Angle is measured to be 36.5 degrees.
We can use Bragg's Law to calculate the spacing between the crystal lattice planes:
nλ = 2d sinθ
where n is the order of diffraction (usually 1), λ is the wavelength of the x-ray, d is the spacing between the lattice planes, and θ is the Bragg angle.

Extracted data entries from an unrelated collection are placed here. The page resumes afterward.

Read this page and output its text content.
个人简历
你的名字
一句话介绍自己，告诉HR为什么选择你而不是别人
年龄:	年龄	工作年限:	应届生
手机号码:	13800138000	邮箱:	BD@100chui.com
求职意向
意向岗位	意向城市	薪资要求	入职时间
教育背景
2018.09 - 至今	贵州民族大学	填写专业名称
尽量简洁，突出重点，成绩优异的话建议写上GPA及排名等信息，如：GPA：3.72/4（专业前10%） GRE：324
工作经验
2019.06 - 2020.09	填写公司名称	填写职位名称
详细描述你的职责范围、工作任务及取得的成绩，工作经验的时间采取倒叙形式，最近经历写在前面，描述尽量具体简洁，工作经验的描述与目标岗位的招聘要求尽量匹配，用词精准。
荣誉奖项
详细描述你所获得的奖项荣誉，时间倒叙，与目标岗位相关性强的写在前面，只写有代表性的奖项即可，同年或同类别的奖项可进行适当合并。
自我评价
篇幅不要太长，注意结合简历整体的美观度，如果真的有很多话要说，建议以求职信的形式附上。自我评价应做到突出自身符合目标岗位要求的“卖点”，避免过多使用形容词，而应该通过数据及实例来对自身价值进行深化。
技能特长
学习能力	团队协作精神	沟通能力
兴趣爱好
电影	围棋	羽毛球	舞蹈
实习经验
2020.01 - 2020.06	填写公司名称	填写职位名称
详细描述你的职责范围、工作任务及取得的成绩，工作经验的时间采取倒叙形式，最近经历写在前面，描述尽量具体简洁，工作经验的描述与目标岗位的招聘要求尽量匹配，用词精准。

Rearranging the equation to solve for d:
d = nλ / 2sinθ
Plugging in the given values:
d = (1)(1.537 nm) / 2sin(36.5 degrees)
d = 0.209 nm
Next, we can use the density and mass of the crystal to calculate the number of atoms in the unit cell:
density = mass / volume
volume = mass / density
The atomic mass of Cu is 63.55 g/mol, so the mass of one Cu atom is:
(26.98 kg / 6.022 x 10^23 atoms/mol) = 4.49 x 10^-23 kg/atom
The volume of the unit cell is:
volume = mass / density = 26.98 kg / 2698 kg/m3 = 0.01 m3
Since the fcc unit cell contains 4 atoms, the volume of one unit cell is one-fourth the volume of the atoms it contains:
volume of one atom = volume of unit cell / 4 = 0.01 m3 / 4 = 0.0025 m3
The length of one side of the unit cell can be calculated using the formula for the volume of a cube:
volume of one atom = length^3
length = (volume of one atom)^(1/3) = (0.0025 m3)^(1/3) = 0.0625 m
Finally, we can use the length of one side of the unit cell to calculate the number of atoms in the unit cell:
number of atoms in unit cell = (length of one side)^3 / volume of one atom
number of atoms in unit cell = (0.0625 m)^3 / 0.0025 m3
number of atoms in unit cell = 4
So there are 4 Cu atoms in the fcc unit cell.
We can use Bragg's Law to calculate the spacing between the crystal lattice planes:
nλ = 2d sinθ
where n is the order of diffraction (usually 1), λ is the wavelength of the x-ray, d is the spacing between the lattice planes, and θ is the Bragg angle.
Rearranging the equation to solve for d:
d = nλ / 2sinθ
Plugging in the given values:
d = (1)(1.537 nm) / 2sin(36.5 degrees)
d = 0.209 nm
Next, we can use the density and mass of the crystal to calculate the number of atoms in the unit cell:
density = mass / volume
volume = mass / density
The atomic mass of Cu is 63.55 g/mol, so the mass of one Cu atom is:
(26.98 kg / 6.022 x 10^23 atoms/mol) = 4.49 x 10^-23 kg/atom
The volume of the unit cell is:
volume = mass / density = 26.98 kg / 2698 kg/m3 = 0.01 m3
Since the fcc unit cell contains 4 atoms, the volume of one unit cell is one-fourth the volume of the atoms it contains:
volume of one atom = volume of unit cell / 4 = 0.01 m3 / 4 = 0.0025 m3
The length of one side of the unit cell can be calculated using the formula for the volume of a cube:
volume of one atom = length^3
length = (volume of one atom)^(1/3) = (0.0025 m3)^(1/3) = 0.0625 m
Finally, we can use the length of one side of the unit cell to calculate the number of atoms in the unit cell:
number of atoms in unit cell = (length of one side)^3 / volume of one atom
number of atoms in unit cell = (0.0625 m)^3 / 0.0025 m3
number of atoms in unit cell = 4
So there are 4 Cu atoms in the fcc unit cell.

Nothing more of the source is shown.